By wanting “Exclusive use of the songs” you are saying to the composer “no one else can use these songs while I am using these songs.”
To me it sounds like you do want to buy these songs and take ownership of them.
Why would a composer want to have their song tied up in your game exclusively unless you would be willing to pay a large sum of money for the license? A game exists “in perpetuity” does it not?
Or would you want exclusive use of the song for just 1-3 years, for example?
What you are asking for is quite ambiguous and you need to clearly define your needs for the music.
lemega SAYS
Hi drww588,
if you want exclusive material, why don’t you contact the authors of your preferred tracks and ask them, if they compose something similar exclusive for you?

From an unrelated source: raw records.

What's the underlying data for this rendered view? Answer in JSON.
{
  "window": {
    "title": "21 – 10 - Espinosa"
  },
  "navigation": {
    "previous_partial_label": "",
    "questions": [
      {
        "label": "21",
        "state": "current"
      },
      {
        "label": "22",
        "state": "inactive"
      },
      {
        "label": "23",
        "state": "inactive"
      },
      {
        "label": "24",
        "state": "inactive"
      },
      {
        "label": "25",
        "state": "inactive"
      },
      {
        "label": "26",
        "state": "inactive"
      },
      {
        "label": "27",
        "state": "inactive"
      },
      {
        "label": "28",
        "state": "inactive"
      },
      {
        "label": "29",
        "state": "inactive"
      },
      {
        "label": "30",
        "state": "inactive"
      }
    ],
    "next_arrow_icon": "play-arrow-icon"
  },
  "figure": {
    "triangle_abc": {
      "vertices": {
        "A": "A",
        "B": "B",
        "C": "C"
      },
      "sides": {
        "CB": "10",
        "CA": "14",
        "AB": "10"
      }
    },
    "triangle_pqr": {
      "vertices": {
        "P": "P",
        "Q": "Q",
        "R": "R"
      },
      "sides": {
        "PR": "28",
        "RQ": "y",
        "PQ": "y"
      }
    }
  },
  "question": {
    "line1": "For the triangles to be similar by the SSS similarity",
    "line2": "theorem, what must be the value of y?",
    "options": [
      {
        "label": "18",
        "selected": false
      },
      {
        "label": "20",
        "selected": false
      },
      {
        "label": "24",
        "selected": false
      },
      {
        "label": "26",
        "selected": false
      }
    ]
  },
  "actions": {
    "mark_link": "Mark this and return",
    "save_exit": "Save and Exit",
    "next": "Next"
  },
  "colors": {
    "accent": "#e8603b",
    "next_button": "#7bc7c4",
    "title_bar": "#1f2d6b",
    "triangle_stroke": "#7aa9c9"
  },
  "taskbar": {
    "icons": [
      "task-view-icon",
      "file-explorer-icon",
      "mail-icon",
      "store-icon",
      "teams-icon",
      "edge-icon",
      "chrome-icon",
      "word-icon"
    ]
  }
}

These are great questions I’ll answer both of them at the same time:
First, yes, I do want exclusive use of some of the songs on here. A 4-digit sounds reasonable for a quality track, as there are many on here. I guess taking “ownership” of the songs isn’t too important to me. For example, I don’t wish to resell the actual song, I just want the song to stop being sold. I understand for many quality tracks on here, there are already many buyers, and the whole purpose of this is to minimize the chance that people playing my games would hear the same soundtrack elsewhere. When I say ownership, I mean: the difference is that the author retains full ownership of it. For example, in custom web development for a client, most projects we create still belongs to us, including all assets, pictures, code, etc… In that case, we won’t be able to sell the app to anyone else, but we still own all the bits and pieces that make up the project. We can still reuse pictures and source code in future projects for other clients. On the other hand, in some more expensive projects, the client wants to take full ownership of it - in that case, 100% of the stuff we create belongs to the client. The client pays much more and we sign a contract saying we hand everything over, and won’t be allowed to use the bits and pieces in future projects.
Maybe it’s different for audio recording, and I’m sorry if it is. I come from a software development background and am a total newbie with music licensing. If what I’m saying is totally ridiculous, please let me know
It’s my same idea here – to both save costs on my end, and to allow the author more freedom, the author retains full ownership of his work and is allowed to use bits and pieces to make another song. I don’t own any vocals or musical notations or anything else. I also cannot resell the song as it is. But the author would simply stop selling that specific song to anyone else. He’s of course allowed to create another song using the pieces of the exclusive song and sell that.
I could contact the authors and have them custom-compose songs, but that is very time consuming for both of us and is outside of the budget I’m allowing for music. In a past game development, a (not a famous) composer quoted rates of $12,000 USD+ to custom-compose a song. That isn’t cost-effective for me at this point. Plus, I would already know what I like, based on the samples on this site and in author’s own website portfolios and it’s much faster to pick from what’s already been made.